6. Create Sagemaker Endpoint

from sagemaker import get_execution_role
from sagemaker.model import Model

# Define the role and session
role = get_execution_role()
sagemaker_session = sagemaker.Session()

# Define the SageMaker model
model = Model(
    image_uri=image_uri, # Provide the URI to your Pushed Docker image from AWS ECR
    model_data=model_data,
    role=role,
    sagemaker_session=sagemaker_session,
    entry_point=entry_point,
    source_dir=source_dir,
    env={
        'SAGEMAKER_CONTAINER_LOG_LEVEL': '30',
        'SAGEMAKER_ENABLE_CLOUDWATCH_LOGGING': 'true'
    }
)

# Create and deploy the endpoint
try:
    predictor = model.deploy(
        instance_type="ml.m5.xlarge",
        initial_instance_count=1,
        endpoint_name="your-good-endpoint-name"
    )
except Exception as e:
    print(f"Failed to deploy endpoint: {e}")

7. Test the Endpoint

If the endpoint was created successfully, you can test it with the code below. If it fails, investigate Cloudwatch logs to debug the issue.

import json
import sagemaker
from sagemaker.predictor import Predictor
from sagemaker import get_execution_role

# Initialize SageMaker session and get execution role
sagemaker_session = sagemaker.Session()
role = get_execution_role()

# Replace with your actual endpoint name
endpoint_name = "your-endpoint-name"

# Define the request body with the input features
request_body = {
    "feature1": 1.0,
    "feature2": 2.0
    # Add more features as required
}

# Create a Predictor object
predictor = Predictor(endpoint_name=endpoint_name, sagemaker_session=sagemaker_session)

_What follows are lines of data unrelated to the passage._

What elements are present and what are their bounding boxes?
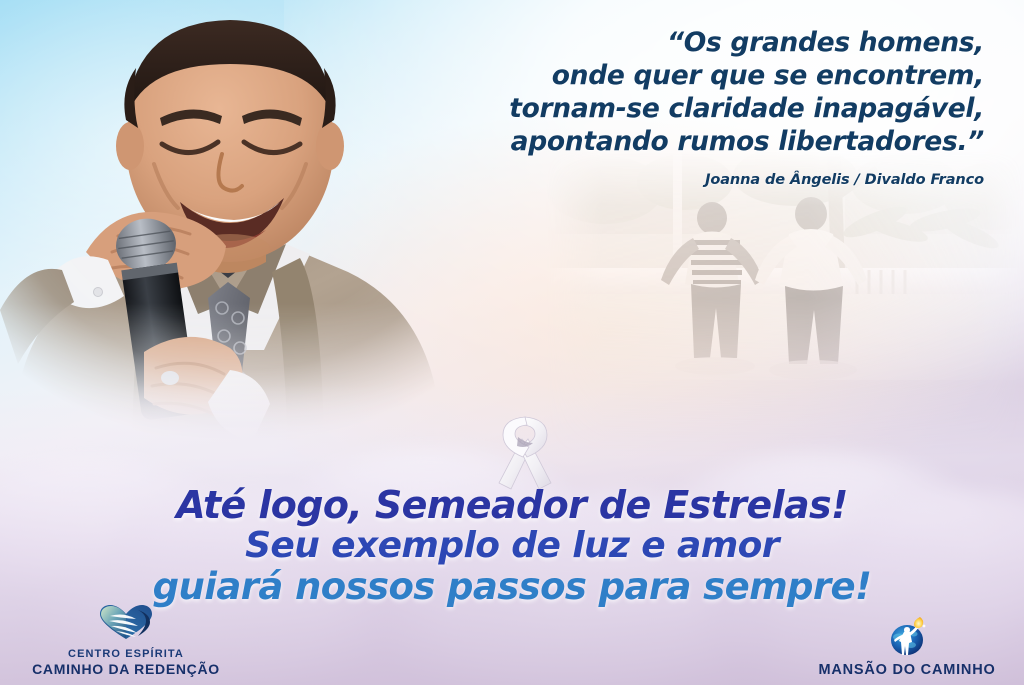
headline-block: Até logo, Semeador de Estrelas! Seu exem… [0,484,1024,607]
logo-right-line-2: MANSÃO DO CAMINHO [818,662,995,678]
logo-left-text: CENTRO ESPÍRITA CAMINHO DA REDENÇÃO [32,645,220,679]
logo-left-line-2: CAMINHO DA REDENÇÃO [32,661,220,677]
headline-line-3: guiará nossos passos para sempre! [0,566,1024,607]
logo-mansao-do-caminho: MANSÃO DO CAMINHO [804,615,1010,679]
logo-centro-espirita-caminho-da-redencao: CENTRO ESPÍRITA CAMINHO DA REDENÇÃO [26,604,226,679]
logo-right-text: MANSÃO DO CAMINHO [818,662,995,679]
quote-line-2: onde quer que se encontrem, [344,59,984,92]
quote-block: “Os grandes homens, onde quer que se enc… [344,26,984,188]
quote-attribution: Joanna de Ângelis / Divaldo Franco [344,172,984,188]
quote-line-1: “Os grandes homens, [344,26,984,59]
globe-with-figure-torch-icon [884,615,930,662]
background-photo-scene [545,150,1024,460]
heart-with-hands-icon [98,604,154,645]
white-awareness-ribbon-icon [489,409,561,491]
logo-left-line-1: CENTRO ESPÍRITA [68,648,184,660]
quote-line-4: apontando rumos libertadores.” [344,125,984,158]
tribute-banner: “Os grandes homens, onde quer que se enc… [0,0,1024,685]
headline-line-1: Até logo, Semeador de Estrelas! [0,484,1024,526]
quote-line-3: tornam-se claridade inapagável, [344,92,984,125]
headline-line-2: Seu exemplo de luz e amor [0,526,1024,566]
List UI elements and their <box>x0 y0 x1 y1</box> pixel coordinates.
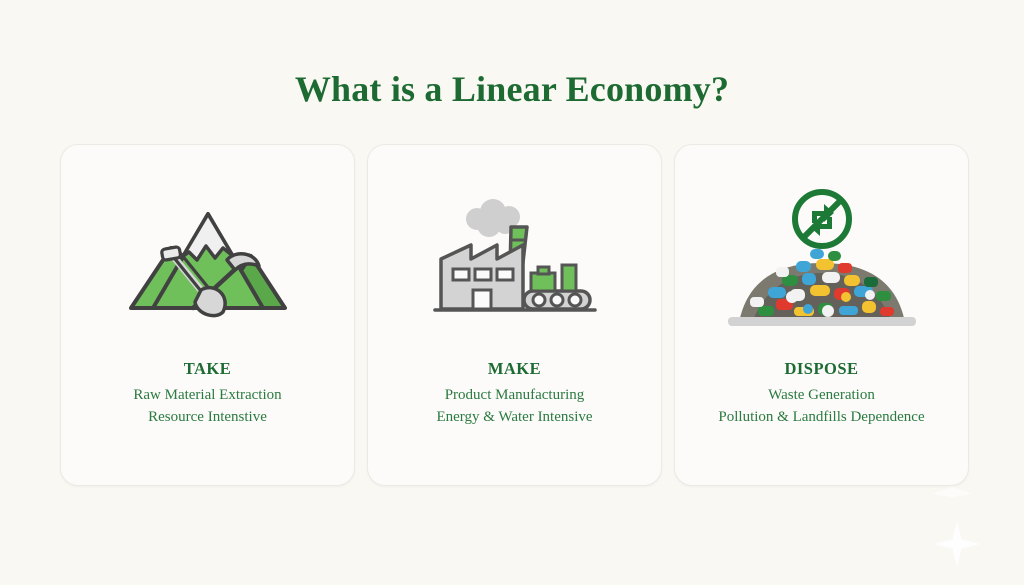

# Send a request to the SageMaker endpoint
response = predictor.predict(json.dumps(request_body), initial_args={'ContentType': 'application/json'})

# Parse the response
prediction = json.loads(response)

# Print the prediction
print("Prediction:", prediction)

Summary

And we are DONE !! You have just deployed your custom pre-trained model using AWS Sagemaker.